Он быстро съел своё карпаччо (какие же крошечные порции в этом ресторане! Надо было двойную порцию заказать или взять к говядине баклажанов с сыром, — но цены-то!.. В ресторанах только аппетит раздразнивать) и теперь смотрел, как она кушает салат «Британский». Ему нравилось смотреть, как Катя ест. Как пьёт чай. Вообще обожал на неё смотреть. На одетую, полураздетую, голую. Одевающуюся, раздевающуюся. Лежащую, сидящую, стоящую. Работающую на компьютере, читающую книгу, смотрящую телевизор, говорящую с ним. Бывало, она краснела под его взглядом. Это ему нравилось тоже. И он кушала вой салат — аккуратно, действуя вилочкой, ножиком с мелкими зубчиками, — а он смотрел на неё. Он видел её ровненькие зубы, маленький рот с пухлыми губами, карие глаза, маленький нос и волосы, которые она называла «каштановыми», а он называл «коричневыми».
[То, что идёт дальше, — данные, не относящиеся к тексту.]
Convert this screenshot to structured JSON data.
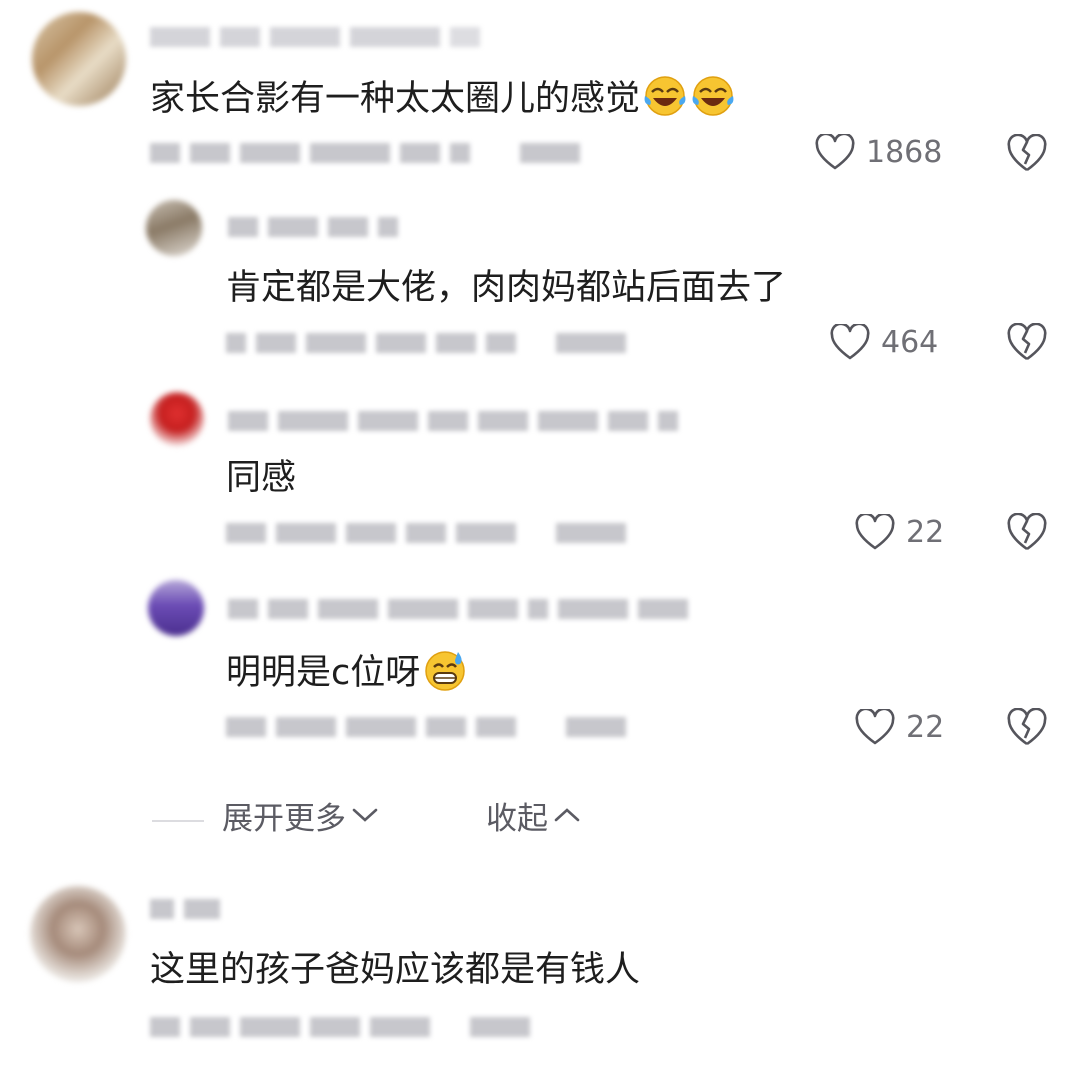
{
  "comments": [
    {
      "text": "家长合影有一种太太圈儿的感觉",
      "likes": "1868"
    },
    {
      "text": "肯定都是大佬，肉肉妈都站后面去了",
      "likes": "464"
    },
    {
      "text": "同感",
      "likes": "22"
    },
    {
      "text": "明明是c位呀",
      "likes": "22"
    },
    {
      "text": "这里的孩子爸妈应该都是有钱人"
    }
  ],
  "thread": {
    "expand_label": "展开更多",
    "collapse_label": "收起"
  },
  "icons": {
    "like": "heart-outline-icon",
    "dislike": "broken-heart-icon",
    "laugh": "laughing-tears-emoji",
    "sweat": "grin-sweat-emoji"
  }
}
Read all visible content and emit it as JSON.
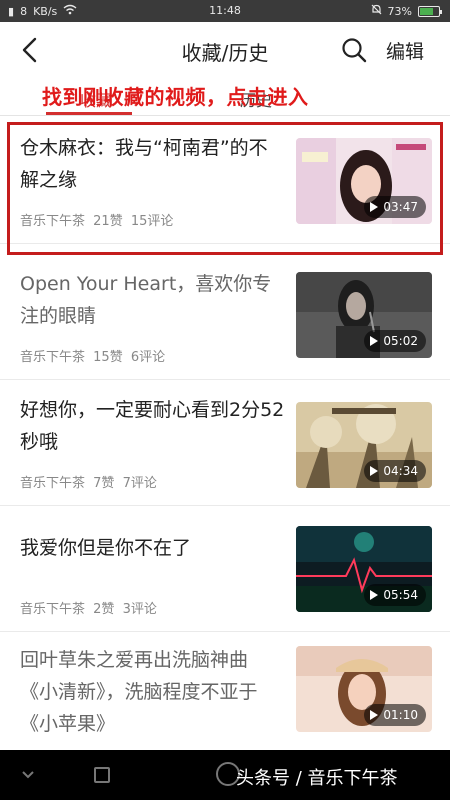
{
  "status_bar": {
    "signal": "8",
    "speed": "KB/s",
    "time": "11:48",
    "battery": "73%",
    "battery_level": 0.73
  },
  "app_bar": {
    "title": "收藏/历史",
    "edit_label": "编辑",
    "back_icon": "back-arrow-icon",
    "search_icon": "search-icon"
  },
  "tabs": [
    {
      "label": "收藏",
      "active": true
    },
    {
      "label": "历史",
      "active": false
    }
  ],
  "overlay_caption": "找到刚收藏的视频，点击进入",
  "videos": [
    {
      "title": "仓木麻衣：我与“柯南君”的不解之缘",
      "source": "音乐下午茶",
      "likes": "21赞",
      "comments": "15评论",
      "duration": "03:47"
    },
    {
      "title": "Open Your Heart，喜欢你专注的眼睛",
      "source": "音乐下午茶",
      "likes": "15赞",
      "comments": "6评论",
      "duration": "05:02"
    },
    {
      "title": "好想你，一定要耐心看到2分52秒哦",
      "source": "音乐下午茶",
      "likes": "7赞",
      "comments": "7评论",
      "duration": "04:34"
    },
    {
      "title": "我爱你但是你不在了",
      "source": "音乐下午茶",
      "likes": "2赞",
      "comments": "3评论",
      "duration": "05:54"
    },
    {
      "title": "回叶草朱之爱再出洗脑神曲《小清新》，洗脑程度不亚于《小苹果》",
      "source": "",
      "likes": "",
      "comments": "",
      "duration": "01:10"
    }
  ],
  "watermark": "头条号 / 音乐下午茶",
  "colors": {
    "accent": "#d32f2f",
    "highlight_box": "#c41c1c"
  }
}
Она хочет, хочет за него замуж. Потому и говорит, что «не уверена». Она стеснялась его, когда их видела подруги-студентки, стеснялась немного его формы «ДПС», но она любила его. И в постели он, Костя Мальцев, был очень неплох. Мужчина понимает, когда девушке с ним приятно. Ростом он, правда, не вышел, и ниже её. Но всего-то сантиметров на семь. Не могут же семь сантиметров быть препятствием для брака.
Катя просто нервничает. А нервничать не стоит. Он уже вчера объяснял её. Тем более с этим делом ещё не точно. Так, одно переживание. Для того и нужен мужчина женщине, чтобы успокаивать её. Особенно женщину-психолога. Психологи ведь и делаются психологами потому, что сами не умеют успокоиться. Им кто-то нужен, чтоб их успокоить. Вот потому они и ищут себе пациентов — у которых ещё больше беспокойства, чем у них.
Глава пятая
Мечта, сказала ему Тоня, бывает личная, частная, то есть маленькая, о себе, любимом, и бывает не о себе — обо всех людях, большая, на весь мир.
Какая мечта была у него, Баранова?
— Какая мечта у тебя, папа?
— У папы завтра трудный день: понедельник, — сказала Рая.